No—pure lexical search remains competitive for SKU/part-number-heavy corpora; hybrids reduce surprises.
Should answers quote verbatim or paraphrase?
Higher-risk domains benefit from quoting constraints + shorter paraphrases separately labeled.
How often should corpora refresh?
Align with document SLA owners—automatic staleness badges beat silent drift—international subsidiaries publish amendments asynchronously—surface revision timestamps prominently.
Does multilingual retrieval require separate indexes?
Often yes—or tokenization-aware hybrid pipelines struggle crossing scripts—evaluate cross-lingual embedding models deliberately rather than assuming English anchors suffice globally.
Chunk migrations without silent regressions
Re-embedding looks mechanical until subtle regressions erase recall overnight. Treat migrations like database schema changes:
Dual-write rehearsal
Keep prior indexes readable while staging replacements. Shadow-query both stacks and compare top-k overlap—not chasing perfection, but catching catastrophic divergence early. Replay grounded-answer harnesses nightly so citation regressions surface before executives demo dashboards live.
Gradual traffic shifting
Flip cohorts gradually—finance desks deserve slower migrations than internal labs.

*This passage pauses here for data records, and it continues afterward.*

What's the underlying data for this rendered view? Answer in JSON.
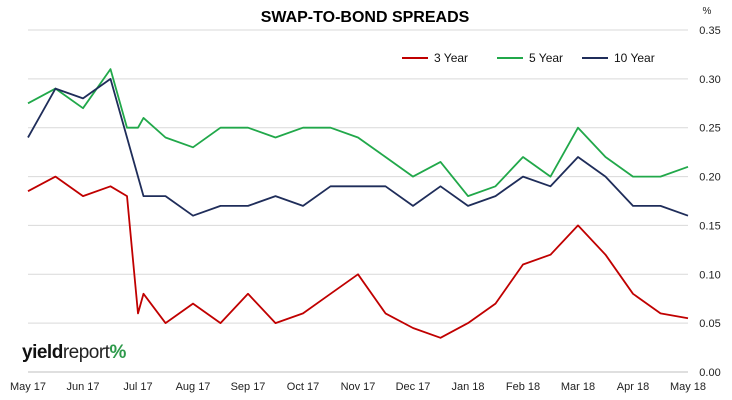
{
  "chart_data": {
    "type": "line",
    "title": "SWAP-TO-BOND SPREADS",
    "y_unit_label": "%",
    "xlabel": "",
    "ylabel": "",
    "ylim": [
      0.0,
      0.35
    ],
    "yticks": [
      "0.00",
      "0.05",
      "0.10",
      "0.15",
      "0.20",
      "0.25",
      "0.30",
      "0.35"
    ],
    "x_tick_labels": [
      "May 17",
      "Jun 17",
      "Jul 17",
      "Aug 17",
      "Sep 17",
      "Oct 17",
      "Nov 17",
      "Dec 17",
      "Jan 18",
      "Feb 18",
      "Mar 18",
      "Apr 18",
      "May 18"
    ],
    "grid": true,
    "legend_position": "top-right",
    "x_months": [
      0,
      0.5,
      1,
      1.5,
      1.8,
      2,
      2.1,
      2.5,
      3,
      3.5,
      4,
      4.5,
      5,
      5.5,
      6,
      6.5,
      7,
      7.5,
      8,
      8.5,
      9,
      9.5,
      10,
      10.5,
      11,
      11.5,
      12
    ],
    "series": [
      {
        "name": "3 Year",
        "color": "#c00000",
        "values": [
          0.185,
          0.2,
          0.18,
          0.19,
          0.18,
          0.06,
          0.08,
          0.05,
          0.07,
          0.05,
          0.08,
          0.05,
          0.06,
          0.08,
          0.1,
          0.06,
          0.045,
          0.035,
          0.05,
          0.07,
          0.11,
          0.12,
          0.15,
          0.12,
          0.08,
          0.06,
          0.055
        ]
      },
      {
        "name": "5 Year",
        "color": "#21a84a",
        "values": [
          0.275,
          0.29,
          0.27,
          0.31,
          0.25,
          0.25,
          0.26,
          0.24,
          0.23,
          0.25,
          0.25,
          0.24,
          0.25,
          0.25,
          0.24,
          0.22,
          0.2,
          0.215,
          0.18,
          0.19,
          0.22,
          0.2,
          0.25,
          0.22,
          0.2,
          0.2,
          0.21
        ]
      },
      {
        "name": "10 Year",
        "color": "#1f2d5a",
        "values": [
          0.24,
          0.29,
          0.28,
          0.3,
          0.24,
          0.2,
          0.18,
          0.18,
          0.16,
          0.17,
          0.17,
          0.18,
          0.17,
          0.19,
          0.19,
          0.19,
          0.17,
          0.19,
          0.17,
          0.18,
          0.2,
          0.19,
          0.22,
          0.2,
          0.17,
          0.17,
          0.16
        ]
      }
    ]
  },
  "brand": {
    "bold": "yield",
    "light": "report",
    "pct": "%"
  },
  "colors": {
    "grid": "#d9d9d9",
    "brand_green": "#2e9a4b",
    "brand_red": "#c0392b"
  }
}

Combine quantitative deltas with qualitative notes (“sales wiki synonyms diverged”) so writers adjust ingestion normalization proactively instead of blaming models reflexively.
Timestamps and locales
Store canonical UTC timestamps alongside localized display titles—subsidiaries publish asynchronously worldwide; ambiguous “published yesterday” narratives confuse auditors. Separate multilingual variants rather than collapsing titles prematurely—collision ghosts are miserable to debug after launch.
Capacity and rollback
Schedule bursts outside regional peaks—not headquarters midnight assumptions—and define automated rollback thresholds when latency or abstention spikes breach guardrails.
What's next?
Continue orchestration patterns with Building LangChain-Powered Applications—then revisit fundamentals:
Exercise
Pick ten internal FAQ pairs—simulate three deliberate retrieval misses (synonyms, duplicates, stale docs)—measure whether your prompt abstains vs hallucinates; iterate grounding instructions accordingly.